Letztlich, argumentiert Miescher, kläre der Straf­befehl nicht, ob es seitens der Seniorin Unerfahrenheit und Abhängigkeit gegeben habe. «Das wäre die Basis für eine Verurteilung.»

Fabian Brunner, Verteidiger des vorbestraften Krasniqi, spart ebenfalls nicht mit Kritik an der Arbeit des Staats­anwalts: «Mit keinem Wort wird umschrieben, was passiert sein soll.» Welche Vorgänge und welcher Sachverhalt den Straftat­bestand erfüllen würden, sei unklar. Nicht mal der genaue Tat­zeitpunkt sei erwähnt. Zwar werde von der Unerfahrenheit und Schwäche Frau Hubers geredet, aber ohne darzulegen, wie diese ausgenützt worden seien.

Brunner weist darüber hinaus darauf hin, dass die beiden Männer womöglich auch eine andere Rolle gehabt haben könnten, von einer Mittäterschaft werde aber nicht gesprochen.

Das Fazit des Verteidigers: «Hätte man gemacht, wie man das hätte machen müssen, wären wir heute nicht hier.»

Nicht schuldig und doch selber schuld

Gerichts­präsident Leiser braucht nicht lange, um den Fall mit der Gerichts­schreiberin zu besprechen. Dafür nimmt er sich Zeit für die mündliche Urteils­verkündung – und wäre die Staats­anwaltschaft anwesend, gälte die nun anstehende Lektion ihr.

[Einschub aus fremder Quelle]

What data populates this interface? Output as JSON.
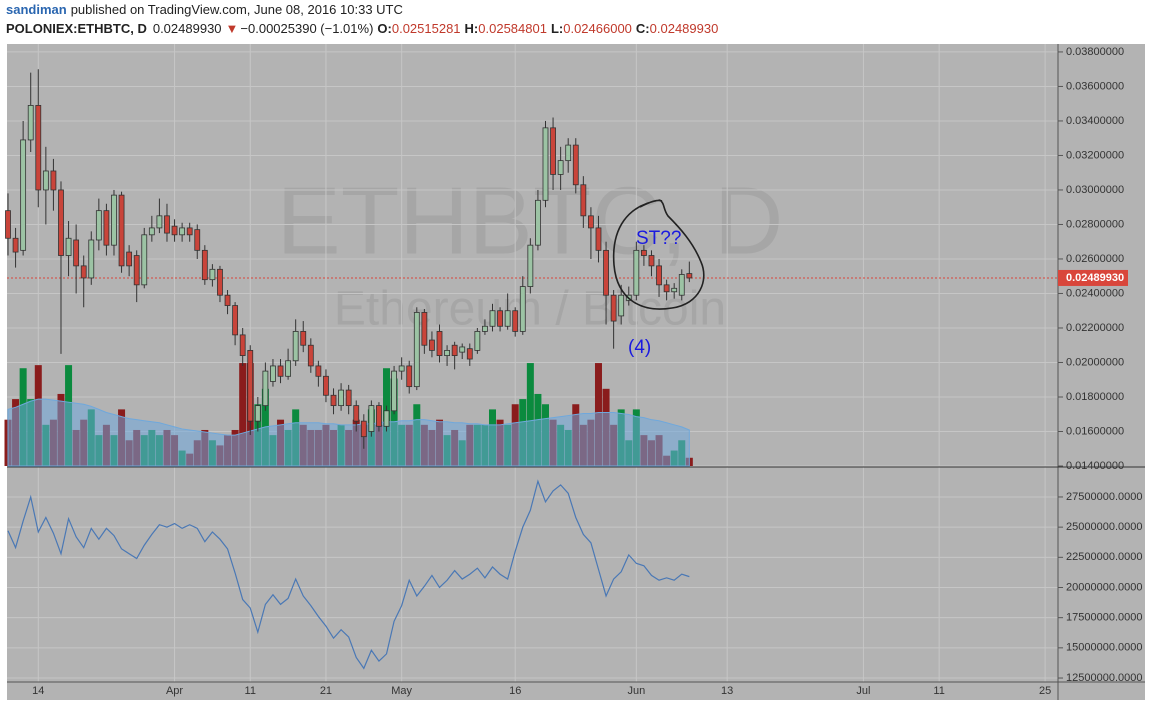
{
  "chart_data": {
    "type": "candlestick",
    "author": "sandiman",
    "published": "published on TradingView.com, June 08, 2016 10:33 UTC",
    "symbol": "POLONIEX:ETHBTC, D",
    "last": "0.02489930",
    "change_arrow": "▼",
    "change": "−0.00025390 (−1.01%)",
    "ohlc_header": [
      {
        "label": "O:",
        "value": "0.02515281"
      },
      {
        "label": "H:",
        "value": "0.02584801"
      },
      {
        "label": "L:",
        "value": "0.02466000"
      },
      {
        "label": "C:",
        "value": "0.02489930"
      }
    ],
    "watermark": "ETHBTC, D",
    "watermark_sub": "Ethereum / Bitcoin",
    "annotations": [
      "ST??",
      "(4)"
    ],
    "last_price_label": "0.02489930",
    "up_color": "#9cc3a4",
    "down_color": "#c9443a",
    "volume_up_color": "#0b8a3e",
    "volume_down_color": "#8a1c1c",
    "volume_ma_color": "#6fa8dc",
    "indicator_color": "#4a78b5",
    "last_price_color": "#d9463b",
    "x": [
      0,
      1,
      2,
      3,
      4,
      5,
      6,
      7,
      8,
      9,
      10,
      11,
      12,
      13,
      14,
      15,
      16,
      17,
      18,
      19,
      20,
      21,
      22,
      23,
      24,
      25,
      26,
      27,
      28,
      29,
      30,
      31,
      32,
      33,
      34,
      35,
      36,
      37,
      38,
      39,
      40,
      41,
      42,
      43,
      44,
      45,
      46,
      47,
      48,
      49,
      50,
      51,
      52,
      53,
      54,
      55,
      56,
      57,
      58,
      59,
      60,
      61,
      62,
      63,
      64,
      65,
      66,
      67,
      68,
      69,
      70,
      71,
      72,
      73,
      74,
      75,
      76,
      77,
      78,
      79,
      80,
      81,
      82,
      83,
      84,
      85,
      86,
      87,
      88,
      89,
      90
    ],
    "open": [
      0.0288,
      0.0272,
      0.0265,
      0.0329,
      0.0349,
      0.03,
      0.0311,
      0.03,
      0.0262,
      0.0271,
      0.0256,
      0.0249,
      0.0271,
      0.0288,
      0.0268,
      0.0297,
      0.0264,
      0.0262,
      0.0245,
      0.0274,
      0.0278,
      0.0285,
      0.0279,
      0.0274,
      0.0278,
      0.0277,
      0.0265,
      0.0248,
      0.0254,
      0.0239,
      0.0233,
      0.0216,
      0.0207,
      0.0166,
      0.0175,
      0.0189,
      0.0198,
      0.0192,
      0.0201,
      0.0218,
      0.021,
      0.0198,
      0.0192,
      0.0181,
      0.0175,
      0.0184,
      0.0175,
      0.0166,
      0.016,
      0.0175,
      0.0163,
      0.0172,
      0.0195,
      0.0198,
      0.0186,
      0.0229,
      0.0213,
      0.0218,
      0.0204,
      0.021,
      0.0206,
      0.0208,
      0.0207,
      0.0218,
      0.0221,
      0.023,
      0.0221,
      0.023,
      0.0218,
      0.0244,
      0.0268,
      0.0294,
      0.0336,
      0.0309,
      0.0317,
      0.0326,
      0.0303,
      0.0285,
      0.0278,
      0.0265,
      0.0239,
      0.0227,
      0.0236,
      0.0239,
      0.0265,
      0.0262,
      0.0256,
      0.0245,
      0.0241,
      0.0239,
      0.02515281
    ],
    "high": [
      0.0298,
      0.0278,
      0.034,
      0.0368,
      0.037,
      0.0325,
      0.0318,
      0.0305,
      0.0282,
      0.028,
      0.0262,
      0.0276,
      0.0295,
      0.0292,
      0.03,
      0.0299,
      0.0268,
      0.0265,
      0.0278,
      0.0285,
      0.0295,
      0.0292,
      0.0283,
      0.0281,
      0.0281,
      0.028,
      0.0268,
      0.0257,
      0.0256,
      0.0242,
      0.0235,
      0.022,
      0.021,
      0.018,
      0.02,
      0.0202,
      0.0202,
      0.0208,
      0.0225,
      0.0224,
      0.0214,
      0.0201,
      0.0196,
      0.0185,
      0.0188,
      0.0187,
      0.0178,
      0.017,
      0.0178,
      0.0177,
      0.0175,
      0.0198,
      0.0203,
      0.0201,
      0.0232,
      0.0231,
      0.0218,
      0.0222,
      0.021,
      0.0212,
      0.0211,
      0.0211,
      0.022,
      0.0225,
      0.0234,
      0.0232,
      0.024,
      0.0232,
      0.025,
      0.0272,
      0.03,
      0.034,
      0.0342,
      0.0325,
      0.033,
      0.033,
      0.0308,
      0.029,
      0.0285,
      0.027,
      0.0242,
      0.0245,
      0.0244,
      0.027,
      0.0268,
      0.0265,
      0.026,
      0.0248,
      0.0246,
      0.0254,
      0.02584801
    ],
    "low": [
      0.0262,
      0.0255,
      0.0262,
      0.0322,
      0.029,
      0.028,
      0.0288,
      0.0205,
      0.025,
      0.024,
      0.0232,
      0.0245,
      0.0265,
      0.0262,
      0.0262,
      0.0252,
      0.025,
      0.0235,
      0.0243,
      0.027,
      0.0275,
      0.027,
      0.027,
      0.027,
      0.027,
      0.026,
      0.0245,
      0.0244,
      0.0235,
      0.0228,
      0.021,
      0.0198,
      0.0158,
      0.016,
      0.0172,
      0.0186,
      0.0188,
      0.019,
      0.0198,
      0.0206,
      0.0194,
      0.0186,
      0.0177,
      0.017,
      0.0172,
      0.017,
      0.016,
      0.015,
      0.0157,
      0.016,
      0.016,
      0.017,
      0.019,
      0.0182,
      0.0184,
      0.0205,
      0.0203,
      0.02,
      0.0198,
      0.0196,
      0.0202,
      0.0198,
      0.0205,
      0.0216,
      0.0218,
      0.0218,
      0.0219,
      0.0215,
      0.0216,
      0.024,
      0.0265,
      0.029,
      0.03,
      0.03,
      0.031,
      0.0298,
      0.0278,
      0.026,
      0.0258,
      0.0222,
      0.0208,
      0.0222,
      0.0233,
      0.0236,
      0.0256,
      0.025,
      0.0238,
      0.0236,
      0.0237,
      0.0236,
      0.02466
    ],
    "close": [
      0.0272,
      0.0264,
      0.0329,
      0.0349,
      0.03,
      0.0311,
      0.03,
      0.0262,
      0.0272,
      0.0256,
      0.0249,
      0.0271,
      0.0288,
      0.0268,
      0.0297,
      0.0256,
      0.0256,
      0.0245,
      0.0274,
      0.0278,
      0.0285,
      0.0275,
      0.0274,
      0.0278,
      0.0274,
      0.0265,
      0.0248,
      0.0254,
      0.0239,
      0.0233,
      0.0216,
      0.0204,
      0.0166,
      0.0175,
      0.0195,
      0.0198,
      0.0192,
      0.0201,
      0.0218,
      0.021,
      0.0198,
      0.0192,
      0.0181,
      0.0175,
      0.0184,
      0.0175,
      0.0166,
      0.0157,
      0.0175,
      0.0163,
      0.0172,
      0.0195,
      0.0198,
      0.0186,
      0.0229,
      0.021,
      0.0207,
      0.0204,
      0.0207,
      0.0204,
      0.0209,
      0.0202,
      0.0218,
      0.0221,
      0.023,
      0.0221,
      0.023,
      0.0218,
      0.0244,
      0.0268,
      0.0294,
      0.0336,
      0.0309,
      0.0317,
      0.0326,
      0.0303,
      0.0285,
      0.0278,
      0.0265,
      0.0239,
      0.0224,
      0.0239,
      0.0239,
      0.0265,
      0.0262,
      0.0256,
      0.0245,
      0.0241,
      0.0243,
      0.0251,
      0.0248993
    ],
    "volume": [
      45,
      65,
      95,
      65,
      98,
      40,
      45,
      70,
      98,
      35,
      45,
      55,
      30,
      40,
      30,
      55,
      25,
      35,
      30,
      35,
      30,
      35,
      30,
      15,
      12,
      25,
      35,
      25,
      20,
      30,
      35,
      100,
      100,
      60,
      75,
      30,
      45,
      35,
      55,
      40,
      35,
      35,
      40,
      35,
      40,
      35,
      45,
      40,
      55,
      40,
      95,
      85,
      40,
      40,
      60,
      40,
      35,
      45,
      30,
      35,
      25,
      40,
      40,
      40,
      55,
      45,
      40,
      60,
      65,
      100,
      70,
      60,
      45,
      40,
      35,
      60,
      40,
      45,
      100,
      75,
      40,
      55,
      25,
      55,
      30,
      25,
      30,
      10,
      15,
      25,
      8
    ],
    "volume_ma": [
      55,
      57,
      60,
      63,
      65,
      65,
      64,
      63,
      62,
      61,
      60,
      58,
      55,
      52,
      50,
      48,
      46,
      45,
      44,
      43,
      42,
      40,
      38,
      36,
      35,
      34,
      33,
      32,
      31,
      30,
      30,
      32,
      34,
      36,
      38,
      39,
      40,
      41,
      42,
      42,
      42,
      42,
      41,
      41,
      40,
      40,
      40,
      41,
      41,
      42,
      43,
      43,
      44,
      44,
      45,
      45,
      44,
      43,
      43,
      42,
      42,
      41,
      41,
      40,
      40,
      40,
      41,
      42,
      43,
      44,
      45,
      46,
      47,
      48,
      49,
      50,
      51,
      51,
      52,
      52,
      52,
      51,
      50,
      48,
      47,
      45,
      44,
      42,
      40,
      38,
      35
    ],
    "volume_ylim": [
      0,
      410
    ],
    "indicator": [
      24700000,
      23300000,
      25500000,
      27500000,
      24600000,
      25800000,
      24500000,
      22800000,
      25700000,
      24200000,
      23300000,
      24900000,
      24000000,
      24900000,
      24300000,
      23200000,
      22800000,
      22400000,
      23500000,
      24400000,
      25200000,
      25000000,
      25300000,
      24900000,
      25200000,
      24900000,
      23800000,
      24600000,
      24000000,
      23200000,
      21200000,
      19000000,
      18300000,
      16300000,
      18600000,
      19400000,
      18600000,
      19100000,
      20700000,
      19300000,
      18500000,
      17600000,
      16800000,
      15800000,
      16500000,
      15900000,
      14200000,
      13300000,
      14800000,
      13900000,
      14500000,
      17200000,
      18500000,
      20600000,
      19300000,
      20100000,
      21000000,
      20000000,
      20600000,
      21400000,
      20700000,
      21100000,
      21600000,
      20800000,
      21700000,
      21100000,
      20700000,
      23000000,
      25000000,
      26400000,
      28800000,
      27100000,
      28000000,
      28500000,
      27800000,
      25800000,
      24400000,
      23700000,
      21500000,
      19300000,
      20700000,
      21300000,
      22700000,
      22000000,
      21800000,
      21000000,
      20600000,
      20800000,
      20600000,
      21100000,
      20900000
    ],
    "xlim": [
      0,
      138.7
    ],
    "xticks": [
      {
        "value": 4,
        "label": "14"
      },
      {
        "value": 22,
        "label": "Apr"
      },
      {
        "value": 32,
        "label": "11"
      },
      {
        "value": 42,
        "label": "21"
      },
      {
        "value": 52,
        "label": "May"
      },
      {
        "value": 67,
        "label": "16"
      },
      {
        "value": 83,
        "label": "Jun"
      },
      {
        "value": 95,
        "label": "13"
      },
      {
        "value": 113,
        "label": "Jul"
      },
      {
        "value": 123,
        "label": "11"
      },
      {
        "value": 137,
        "label": "25"
      }
    ],
    "ylim": [
      0.014,
      0.03846
    ],
    "yticks": [
      {
        "value": 0.014,
        "label": "0.01400000"
      },
      {
        "value": 0.016,
        "label": "0.01600000"
      },
      {
        "value": 0.018,
        "label": "0.01800000"
      },
      {
        "value": 0.02,
        "label": "0.02000000"
      },
      {
        "value": 0.022,
        "label": "0.02200000"
      },
      {
        "value": 0.024,
        "label": "0.02400000"
      },
      {
        "value": 0.026,
        "label": "0.02600000"
      },
      {
        "value": 0.028,
        "label": "0.02800000"
      },
      {
        "value": 0.03,
        "label": "0.03000000"
      },
      {
        "value": 0.032,
        "label": "0.03200000"
      },
      {
        "value": 0.034,
        "label": "0.03400000"
      },
      {
        "value": 0.036,
        "label": "0.03600000"
      },
      {
        "value": 0.038,
        "label": "0.03800000"
      }
    ],
    "y2lim": [
      12170000,
      29900000
    ],
    "y2ticks": [
      {
        "value": 12500000,
        "label": "12500000.0000"
      },
      {
        "value": 15000000,
        "label": "15000000.0000"
      },
      {
        "value": 17500000,
        "label": "17500000.0000"
      },
      {
        "value": 20000000,
        "label": "20000000.0000"
      },
      {
        "value": 22500000,
        "label": "22500000.0000"
      },
      {
        "value": 25000000,
        "label": "25000000.0000"
      },
      {
        "value": 27500000,
        "label": "27500000.0000"
      }
    ],
    "grid": true
  }
}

Es sei «äusserst klar», eröffnet Leiser die Urteils­verkündung, dass die Einvernahme von Frau Huber nicht zulasten der Beschuldigten verwertet werden könne, sonst hätte sie partei­öffentlich sein müssen.

Die Staats­anwaltschaft habe sich entschieden, nicht weiter zu untersuchen. Ein Versäumnis: «Sie hätte das mehr an die Hand nehmen müssen.» Es bleiben also: die Fotos der Maler­arbeiten und der Vertrag fürs Bett. «Das ist das Einzige, was wir haben», sagt Leiser. Man wisse nicht, wie viel tatsächlich bezahlt worden sei. Dabei wäre auch eine Bar­zahlung relativ einfach nachzuweisen gewesen. Bei Wucher müsse eine Zwangs­lage ausgenützt werden, eine Abhängigkeit, Unerfahrenheit oder Schwäche. Das sei hier nicht der Fall.

Dann holt Leiser zu einem kleinen Exkurs aus, in dem man ihn fast zu verlieren glaubt: Man könne grundsätzlich für gelieferte Güter den Preis verlangen, den man wolle. «Ein Skikleid in Gstaad kostet 15-mal mehr als ein Skikleid im Internet», sagt Leiser. Und ein Lacoste-Poloshirt mehr als eins von Coop Fairtrade, obwohl es gleich aussehe, «abgesehen vom Krokodil». In Aarau zahle man 25 Rappen pro Kilowattstunde Strom, beim EWZ in Zürich 15 Rappen – und hier könne man sogar von einer Zwangs­lage sprechen, aber auch das bedeute nicht, dass es Wucher sei.

Dann kehrt der Einzel­richter in einer steilen Kurve zurück zum Fall: Man könne nicht einfach sagen, schlechte Maler­arbeiten oder ein teures Bett seien Wucher. «Bei Wucher braucht es etwas mehr Aufwände seitens der Strafverfolgungs­behörden.»

Mit anderen Worten: Hier hat jemand seine Haus­aufgaben nicht gemacht.

Trotzdem, sagt der Richter, und dieses Mal gelten seine Worte den Beschuldigten, könne er nachvollziehen, dass «mit solchem Geschäfts­gebaren» ein Strafverfahren eingeleitet werde. Dass sie hier sässen, hätten sie vor allem sich selber zuzuschreiben.

Das Gericht spricht die beiden vom Vorwurf des Wuchers frei. Die beiden können aufatmen, zumindest vorerst: Das Urteil ist noch nicht rechts­kräftig, die Staats­anwaltschaft könnte es weiterziehen.